Le gouvernement a approuvé un amendement au code pénal criminalisant les mutilations génitales féminines, qui touchent près de neuf Soudanaises sur dix.

Au Soudan, la technique de mutilation génitale des fillettes et des jeunes femmes la plus répandue est appelée «excision pharaonique». C’est la plus ancienne -elle est parfois attribuée à une tradition datant de l’Egypte antique- et aussi l’une des plus extrêmes. L’Organisation mondiale de la santé la classe en «type 3».

Alors que le «type 1», ou clitoridectomie, implique «l’ablation de la pointe du prépuce, avec ou sans excision partielle ou totale du clitoris», le type 3, souvent qualifié d’infibulation, «est la forme la plus radicale de l’excision, qui implique l’ablation partielle ou totale des organes génitaux externes, suivie de la suture de l’orifice vaginal, ne laissant qu’une petite ouverture pour l’écoulement de l’urine et du flux menstruel», décrit une étude universitaire parue en 2001.

Les mutilations génitales concernent 87,6% des femmes âgées de 15 à 49 ans au Soudan, l’un des taux les plus élevés au monde. Seuls la Somalie, le Mali, la Guinée et Djibouti affichent des chiffres encore plus hauts. Après des années de lutte de la part des associations et des organisations de défense des droits humains, la loi soudanaise devrait bientôt interdire cette pratique. Un amendement au code pénal, qui rend leurs auteurs passibles de trois ans d’emprisonnement et d’amendes, a été approuvé par le gouvernement. Il se trouve désormais en attente d’une promulgation.
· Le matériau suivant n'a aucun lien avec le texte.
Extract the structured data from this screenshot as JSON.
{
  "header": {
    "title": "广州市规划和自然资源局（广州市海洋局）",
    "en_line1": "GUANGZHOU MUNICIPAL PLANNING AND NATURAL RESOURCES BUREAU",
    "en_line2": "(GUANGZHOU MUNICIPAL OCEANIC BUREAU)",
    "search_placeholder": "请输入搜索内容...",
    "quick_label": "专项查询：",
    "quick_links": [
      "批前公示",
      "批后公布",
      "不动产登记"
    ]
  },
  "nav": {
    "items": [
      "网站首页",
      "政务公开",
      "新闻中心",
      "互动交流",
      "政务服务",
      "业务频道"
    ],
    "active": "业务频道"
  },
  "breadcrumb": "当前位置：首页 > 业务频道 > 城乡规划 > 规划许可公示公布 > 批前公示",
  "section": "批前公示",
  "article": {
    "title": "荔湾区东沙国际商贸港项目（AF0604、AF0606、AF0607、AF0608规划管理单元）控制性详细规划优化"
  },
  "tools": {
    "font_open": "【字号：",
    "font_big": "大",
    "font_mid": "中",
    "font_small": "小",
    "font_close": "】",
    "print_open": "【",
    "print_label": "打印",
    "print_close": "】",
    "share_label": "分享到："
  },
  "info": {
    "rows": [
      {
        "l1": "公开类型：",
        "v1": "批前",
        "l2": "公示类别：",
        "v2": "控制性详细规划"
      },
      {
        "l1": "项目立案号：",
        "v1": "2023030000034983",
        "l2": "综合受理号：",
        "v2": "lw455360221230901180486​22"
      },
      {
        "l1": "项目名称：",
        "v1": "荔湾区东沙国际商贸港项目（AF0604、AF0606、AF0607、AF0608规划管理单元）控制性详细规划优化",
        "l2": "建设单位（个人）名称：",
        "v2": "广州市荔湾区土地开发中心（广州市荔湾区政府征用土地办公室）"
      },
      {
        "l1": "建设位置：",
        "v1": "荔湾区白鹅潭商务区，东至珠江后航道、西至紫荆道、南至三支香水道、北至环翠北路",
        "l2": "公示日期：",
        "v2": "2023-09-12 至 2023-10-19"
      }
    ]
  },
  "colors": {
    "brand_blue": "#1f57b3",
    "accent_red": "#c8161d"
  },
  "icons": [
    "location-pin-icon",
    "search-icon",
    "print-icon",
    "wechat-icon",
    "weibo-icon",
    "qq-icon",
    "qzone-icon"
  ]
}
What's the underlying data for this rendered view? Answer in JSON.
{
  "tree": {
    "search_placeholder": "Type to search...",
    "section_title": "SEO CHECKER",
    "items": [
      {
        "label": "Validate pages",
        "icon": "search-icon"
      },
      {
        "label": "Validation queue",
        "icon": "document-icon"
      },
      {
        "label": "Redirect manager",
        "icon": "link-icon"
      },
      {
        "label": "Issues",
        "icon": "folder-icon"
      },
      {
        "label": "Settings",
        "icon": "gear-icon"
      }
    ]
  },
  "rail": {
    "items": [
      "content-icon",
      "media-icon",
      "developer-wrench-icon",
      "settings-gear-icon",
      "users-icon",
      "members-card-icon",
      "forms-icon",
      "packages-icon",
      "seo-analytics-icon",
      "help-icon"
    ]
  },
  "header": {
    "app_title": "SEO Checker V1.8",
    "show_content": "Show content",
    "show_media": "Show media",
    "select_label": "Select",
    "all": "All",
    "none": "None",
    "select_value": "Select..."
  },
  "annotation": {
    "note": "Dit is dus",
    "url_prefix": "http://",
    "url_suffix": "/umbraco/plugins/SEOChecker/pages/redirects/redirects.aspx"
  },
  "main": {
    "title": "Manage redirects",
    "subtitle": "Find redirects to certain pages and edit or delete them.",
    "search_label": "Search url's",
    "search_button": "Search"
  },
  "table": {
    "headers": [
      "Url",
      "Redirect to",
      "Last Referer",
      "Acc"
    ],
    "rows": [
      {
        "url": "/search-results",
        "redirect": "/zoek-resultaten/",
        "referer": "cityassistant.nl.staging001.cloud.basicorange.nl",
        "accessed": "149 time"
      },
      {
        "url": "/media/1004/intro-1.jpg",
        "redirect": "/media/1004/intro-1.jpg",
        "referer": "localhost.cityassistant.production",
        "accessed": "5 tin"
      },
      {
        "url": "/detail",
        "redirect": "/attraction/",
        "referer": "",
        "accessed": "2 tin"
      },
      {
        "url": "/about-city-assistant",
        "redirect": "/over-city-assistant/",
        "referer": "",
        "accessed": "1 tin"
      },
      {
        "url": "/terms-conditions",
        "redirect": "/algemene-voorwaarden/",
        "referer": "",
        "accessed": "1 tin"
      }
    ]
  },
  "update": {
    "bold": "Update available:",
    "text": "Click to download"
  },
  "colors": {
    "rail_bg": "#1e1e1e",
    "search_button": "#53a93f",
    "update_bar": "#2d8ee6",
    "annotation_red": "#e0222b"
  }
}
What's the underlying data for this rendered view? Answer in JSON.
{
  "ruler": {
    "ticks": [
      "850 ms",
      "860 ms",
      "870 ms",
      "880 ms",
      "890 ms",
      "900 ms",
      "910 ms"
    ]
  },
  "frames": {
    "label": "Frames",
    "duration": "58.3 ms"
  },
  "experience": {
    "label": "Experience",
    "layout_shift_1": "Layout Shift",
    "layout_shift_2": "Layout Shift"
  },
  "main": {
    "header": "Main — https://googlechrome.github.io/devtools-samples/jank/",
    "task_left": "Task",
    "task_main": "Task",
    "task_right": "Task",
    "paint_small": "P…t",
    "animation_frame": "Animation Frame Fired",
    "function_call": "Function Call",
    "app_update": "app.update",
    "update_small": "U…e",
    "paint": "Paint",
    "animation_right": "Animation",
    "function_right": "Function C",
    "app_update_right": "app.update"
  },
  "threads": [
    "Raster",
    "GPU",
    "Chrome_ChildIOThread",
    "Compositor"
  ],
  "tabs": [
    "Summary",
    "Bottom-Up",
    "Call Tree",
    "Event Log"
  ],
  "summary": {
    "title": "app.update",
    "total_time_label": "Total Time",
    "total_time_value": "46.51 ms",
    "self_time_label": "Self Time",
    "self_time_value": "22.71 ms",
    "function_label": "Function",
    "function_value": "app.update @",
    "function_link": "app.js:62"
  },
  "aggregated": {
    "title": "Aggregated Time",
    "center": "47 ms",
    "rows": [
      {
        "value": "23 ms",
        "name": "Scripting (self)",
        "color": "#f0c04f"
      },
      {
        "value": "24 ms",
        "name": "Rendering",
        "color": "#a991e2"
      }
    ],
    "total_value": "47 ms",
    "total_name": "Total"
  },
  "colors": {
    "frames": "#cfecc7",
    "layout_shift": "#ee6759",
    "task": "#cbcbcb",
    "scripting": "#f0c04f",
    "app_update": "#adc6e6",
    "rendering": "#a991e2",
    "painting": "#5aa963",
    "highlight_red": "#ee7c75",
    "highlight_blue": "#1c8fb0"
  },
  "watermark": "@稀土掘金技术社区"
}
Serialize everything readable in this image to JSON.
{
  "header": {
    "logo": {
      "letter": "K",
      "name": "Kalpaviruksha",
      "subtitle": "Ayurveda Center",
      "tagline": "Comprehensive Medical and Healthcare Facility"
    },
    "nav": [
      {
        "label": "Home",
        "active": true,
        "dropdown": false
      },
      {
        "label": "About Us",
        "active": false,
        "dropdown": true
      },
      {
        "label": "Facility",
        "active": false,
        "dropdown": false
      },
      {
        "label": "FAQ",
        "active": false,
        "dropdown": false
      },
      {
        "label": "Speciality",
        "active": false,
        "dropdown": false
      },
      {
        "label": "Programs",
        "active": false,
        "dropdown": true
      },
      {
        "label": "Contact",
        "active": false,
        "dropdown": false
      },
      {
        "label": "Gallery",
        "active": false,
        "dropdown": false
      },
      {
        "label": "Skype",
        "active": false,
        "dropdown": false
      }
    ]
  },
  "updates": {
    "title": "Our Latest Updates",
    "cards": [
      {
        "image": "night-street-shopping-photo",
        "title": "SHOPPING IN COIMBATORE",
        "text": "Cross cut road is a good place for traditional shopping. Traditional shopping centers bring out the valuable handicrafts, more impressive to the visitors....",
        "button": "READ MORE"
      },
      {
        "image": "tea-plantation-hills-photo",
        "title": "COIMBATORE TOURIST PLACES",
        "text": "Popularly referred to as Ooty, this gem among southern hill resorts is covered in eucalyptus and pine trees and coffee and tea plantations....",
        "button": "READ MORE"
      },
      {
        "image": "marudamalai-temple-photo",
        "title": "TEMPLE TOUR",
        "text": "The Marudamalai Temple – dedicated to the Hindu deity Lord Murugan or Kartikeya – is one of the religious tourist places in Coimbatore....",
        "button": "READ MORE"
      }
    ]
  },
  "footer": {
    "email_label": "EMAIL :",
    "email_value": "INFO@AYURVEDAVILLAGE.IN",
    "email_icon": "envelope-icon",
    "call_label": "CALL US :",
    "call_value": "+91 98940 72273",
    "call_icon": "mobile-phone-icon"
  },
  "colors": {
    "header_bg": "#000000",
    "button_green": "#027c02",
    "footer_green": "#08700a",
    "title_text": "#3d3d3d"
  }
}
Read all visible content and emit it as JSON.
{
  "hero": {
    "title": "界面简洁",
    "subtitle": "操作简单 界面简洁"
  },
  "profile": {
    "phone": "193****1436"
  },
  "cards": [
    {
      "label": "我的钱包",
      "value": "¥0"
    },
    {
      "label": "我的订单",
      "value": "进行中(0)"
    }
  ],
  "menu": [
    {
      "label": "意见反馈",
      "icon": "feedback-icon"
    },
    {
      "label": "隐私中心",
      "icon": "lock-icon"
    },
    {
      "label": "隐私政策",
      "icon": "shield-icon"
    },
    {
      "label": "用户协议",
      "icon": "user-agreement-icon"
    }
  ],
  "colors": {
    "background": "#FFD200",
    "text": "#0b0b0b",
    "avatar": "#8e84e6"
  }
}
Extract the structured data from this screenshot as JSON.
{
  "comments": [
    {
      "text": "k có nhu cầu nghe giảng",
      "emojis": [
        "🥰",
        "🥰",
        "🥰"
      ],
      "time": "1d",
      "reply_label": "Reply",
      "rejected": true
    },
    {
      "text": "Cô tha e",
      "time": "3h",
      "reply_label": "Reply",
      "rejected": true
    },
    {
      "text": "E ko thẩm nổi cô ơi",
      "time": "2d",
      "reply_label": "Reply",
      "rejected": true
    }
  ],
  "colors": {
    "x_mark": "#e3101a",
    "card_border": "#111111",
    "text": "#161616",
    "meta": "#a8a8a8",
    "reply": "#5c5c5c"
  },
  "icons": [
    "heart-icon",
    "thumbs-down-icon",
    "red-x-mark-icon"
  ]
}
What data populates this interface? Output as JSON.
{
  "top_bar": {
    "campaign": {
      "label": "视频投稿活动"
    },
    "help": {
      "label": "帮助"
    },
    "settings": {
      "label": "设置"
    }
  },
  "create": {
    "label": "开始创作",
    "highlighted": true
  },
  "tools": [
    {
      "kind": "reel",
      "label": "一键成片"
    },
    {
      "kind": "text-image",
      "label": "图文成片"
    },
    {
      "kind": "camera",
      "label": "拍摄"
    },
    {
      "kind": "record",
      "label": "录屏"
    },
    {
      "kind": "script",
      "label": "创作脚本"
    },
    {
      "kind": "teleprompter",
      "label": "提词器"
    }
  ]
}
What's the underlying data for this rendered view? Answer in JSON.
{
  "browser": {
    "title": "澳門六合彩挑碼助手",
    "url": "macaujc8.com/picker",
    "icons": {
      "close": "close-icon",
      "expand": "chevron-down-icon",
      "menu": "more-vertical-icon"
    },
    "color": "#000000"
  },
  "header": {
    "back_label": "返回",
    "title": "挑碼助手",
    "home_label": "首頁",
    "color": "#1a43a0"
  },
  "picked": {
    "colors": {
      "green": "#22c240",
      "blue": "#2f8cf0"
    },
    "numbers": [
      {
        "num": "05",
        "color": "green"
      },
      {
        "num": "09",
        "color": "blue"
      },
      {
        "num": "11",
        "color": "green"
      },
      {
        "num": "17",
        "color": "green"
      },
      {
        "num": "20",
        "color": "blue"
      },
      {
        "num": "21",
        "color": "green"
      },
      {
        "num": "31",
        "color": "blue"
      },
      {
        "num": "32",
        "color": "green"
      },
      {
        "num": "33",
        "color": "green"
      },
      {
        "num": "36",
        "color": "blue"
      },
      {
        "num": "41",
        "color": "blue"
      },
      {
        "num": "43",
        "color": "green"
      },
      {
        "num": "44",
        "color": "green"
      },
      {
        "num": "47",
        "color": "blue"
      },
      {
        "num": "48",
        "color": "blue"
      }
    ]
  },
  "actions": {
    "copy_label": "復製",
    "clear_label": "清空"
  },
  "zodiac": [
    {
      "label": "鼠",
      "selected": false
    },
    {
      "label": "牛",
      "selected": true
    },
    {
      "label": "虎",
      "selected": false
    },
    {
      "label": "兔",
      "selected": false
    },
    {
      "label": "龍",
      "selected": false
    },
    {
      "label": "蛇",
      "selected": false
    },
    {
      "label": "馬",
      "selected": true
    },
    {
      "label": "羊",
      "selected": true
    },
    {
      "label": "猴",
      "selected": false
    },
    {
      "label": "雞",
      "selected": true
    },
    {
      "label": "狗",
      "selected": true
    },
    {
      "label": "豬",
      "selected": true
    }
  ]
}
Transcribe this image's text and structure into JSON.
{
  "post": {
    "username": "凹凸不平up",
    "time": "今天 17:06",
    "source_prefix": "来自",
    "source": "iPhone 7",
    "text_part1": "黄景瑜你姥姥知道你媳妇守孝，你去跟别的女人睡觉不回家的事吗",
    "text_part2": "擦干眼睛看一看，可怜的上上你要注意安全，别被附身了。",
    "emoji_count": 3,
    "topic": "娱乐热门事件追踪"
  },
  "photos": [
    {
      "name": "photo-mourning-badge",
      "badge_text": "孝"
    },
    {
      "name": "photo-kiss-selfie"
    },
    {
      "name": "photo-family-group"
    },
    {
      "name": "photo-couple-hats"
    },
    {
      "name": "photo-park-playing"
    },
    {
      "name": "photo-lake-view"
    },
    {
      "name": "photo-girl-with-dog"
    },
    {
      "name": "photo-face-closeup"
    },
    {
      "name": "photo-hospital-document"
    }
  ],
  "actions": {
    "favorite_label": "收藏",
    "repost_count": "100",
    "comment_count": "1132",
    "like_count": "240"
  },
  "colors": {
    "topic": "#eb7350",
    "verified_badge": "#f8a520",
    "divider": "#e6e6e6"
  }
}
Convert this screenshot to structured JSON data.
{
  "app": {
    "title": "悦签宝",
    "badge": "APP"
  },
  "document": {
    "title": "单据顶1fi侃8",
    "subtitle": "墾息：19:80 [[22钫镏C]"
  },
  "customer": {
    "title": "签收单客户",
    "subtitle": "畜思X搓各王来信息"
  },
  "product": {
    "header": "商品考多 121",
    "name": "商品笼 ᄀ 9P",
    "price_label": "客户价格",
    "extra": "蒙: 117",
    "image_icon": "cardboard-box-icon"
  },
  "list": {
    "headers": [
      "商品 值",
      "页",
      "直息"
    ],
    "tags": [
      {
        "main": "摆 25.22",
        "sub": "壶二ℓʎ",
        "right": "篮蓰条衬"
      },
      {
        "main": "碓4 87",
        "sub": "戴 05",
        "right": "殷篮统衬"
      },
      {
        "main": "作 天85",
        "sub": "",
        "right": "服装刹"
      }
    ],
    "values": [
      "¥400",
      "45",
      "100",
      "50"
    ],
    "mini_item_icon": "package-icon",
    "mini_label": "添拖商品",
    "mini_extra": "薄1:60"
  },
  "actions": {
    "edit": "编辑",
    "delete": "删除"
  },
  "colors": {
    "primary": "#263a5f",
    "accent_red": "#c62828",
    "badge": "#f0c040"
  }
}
Un premier projet de loi contre l’excision avait été abandonné en 2015, sous la pression de l’aile conservatrice du régime. Mais la chute du dictateur militaro-islamiste Omar el-Béchir, l’an dernier, a fait souffler un vent de libération sur le Soudan. Certes, les militaires conservent encore la moitié des sièges du Conseil souverain, et ils président pendant les premiers vingt et un mois cet organe chargé de piloter la transition.

Mais le nouveau gouvernement, avec à sa tête le Premier ministre Abdalla Hamdok, un économiste respecté, est largement dominé par des civils. Après avoir dissous l’ancien parti islamiste du Congrès national, celui-ci a abrogé cet automne une série d’articles condamnant les femmes en cas d’«actes indécents et immoraux» dans l’espace public, une législation largement utilisée par les nervis du régime pour réprimer et humilier les Soudanaises, qui pouvaient être emprisonnées, voire fouettées, pour le simple fait de porter un pantalon.

L’Unicef s’est réjoui de l’annonce de cet amendement, présenté comme «une nouvelle ère pour les droits des filles au Soudan», même s’il doit encore être ratifié par le Conseil souverain avant sa promulgation. De plus, «la loi seule ne suffit pas», a prévenu Manal Abdel Halim, de l’association Salima, qui lutte contre l’excision, auprès de l’Agence France Presse. «Nous avons toujours besoin de plus de campagnes de sensibilisation.»

En Egypte voisine, les mutilations génitales féminines sont ainsi interdites par la loi depuis 2008, et punie de peines allant jusqu’à sept ans de prison. Or, selon une enquête menée en 2015, 80% des femmes et adolescentes de 15 à 24 ans y étaient toujours excisées.